Tuesday, January 20, 2009

204: PBPF, Day 2


Craft talk: Gregory Orr spoke of the importance of the quest in poetry, and spoke of "looking outward to look inward."

"Do so through gathering an anthology, a Personal Anthology: those poems you most love. To gain insight into yourself (and your Quest) by looking away from yourself at those poems you most love. This personal Anthology is a composite self-portrait. Yourself in the language-flesh of other poets' poems."

Emerson: "Make your own Bible."

He spoke of how we are to collect these poems, but don't bother with an introduction, with over-analyzing: instead, spend that time handwriting the poems, so that the poem becomes a part of the body. Memorize, read aloud. Share.

It's something I have done already, though only the collecting, and it's still a process, only just beginning. I need to ingest more, return again and again, copy it out longhand, see how those words in that arrangement feel at my fingertips.

(The voyeur in me wants to see others' poem-diaries, their bibles, so to speak.)


Craft talk: Denise Duhamel spoke of humor in poetry. She began by letting us know Dennis Leary was one of her instructors when she was in college, before all his fame and fortune, when class was canceled and instead the students went to his routines and analyzed them the next day. She led us in a choral singing of poems to common tunes, read a prose poem with a clever voice called "Personal" by Sally Dawidoff and David Lehman. What I loved most about her talk was the exuding personality--a kind of cheer and honesty that broke away from that academic seriousness that pervades the poetry world so often. Surprises are good.

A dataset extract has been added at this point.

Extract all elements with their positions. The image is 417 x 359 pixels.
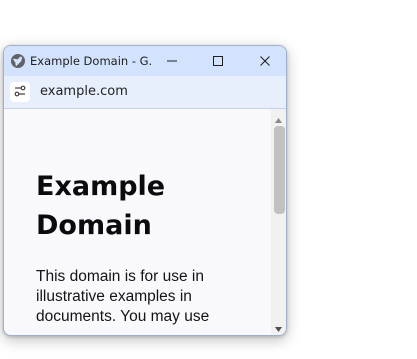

I also liked this one: "Lana Turner has collapsed!" by Frank O'Hara. (Listen)


Evening's reader: Denise Duhamel came back to read, and I appreciated being able to hear her speak about humor, followed a few hours later with her reading many humorous poems. The ones that seemed the strongest for me, as a listener, were more recent ones about her parents, who were in an escalator accident (indeed!), and the poems seemed emotionally right for such a moment, for the kind of reflection on rehabilitation (something about her father collapsing and her mother getting scalped) and horror that probably ocurred in those days.


Evening's reader: Martin Espada was not entirely a surprise to me, but I know he was to most of the audience: I went to see him at the Loft's Poetry Festival back in autumn, and he is clearly a gifted storyteller. Oh, oh! I cannot urge you enough to go see Martin Espada if you have the chance. His poems are ringing through my head: "Alabanza" and "calle San Sebastian" especially. He sang those poems, he danced those poems, and the audience, as we left, murmured at what a glory it was to witness this. Edit to add: also, I had forgotten (how could I?) that he had gotten a standing ovation.

And lucky Minnesotans: he is coming to Hamline in March, he told me.

I remember last year, when Sharon Olds was the draw for me, and I adore her still, but I also got to come home with another poet whose poems will appear in my own Bible--Claudia Emerson. And Martin Espada will be there too, and Kimkio Hahn, who I am working with this week, as will others I've met: Carolyn Forche and Maxine Kumin, Robert Bly and Joyce Sutphen, and those I have not: Anne Sexton, Pablo Neruda, Anna Akhmatova, Adrienne Rich, Liesel Mueller, and on. (This list needs to grow.)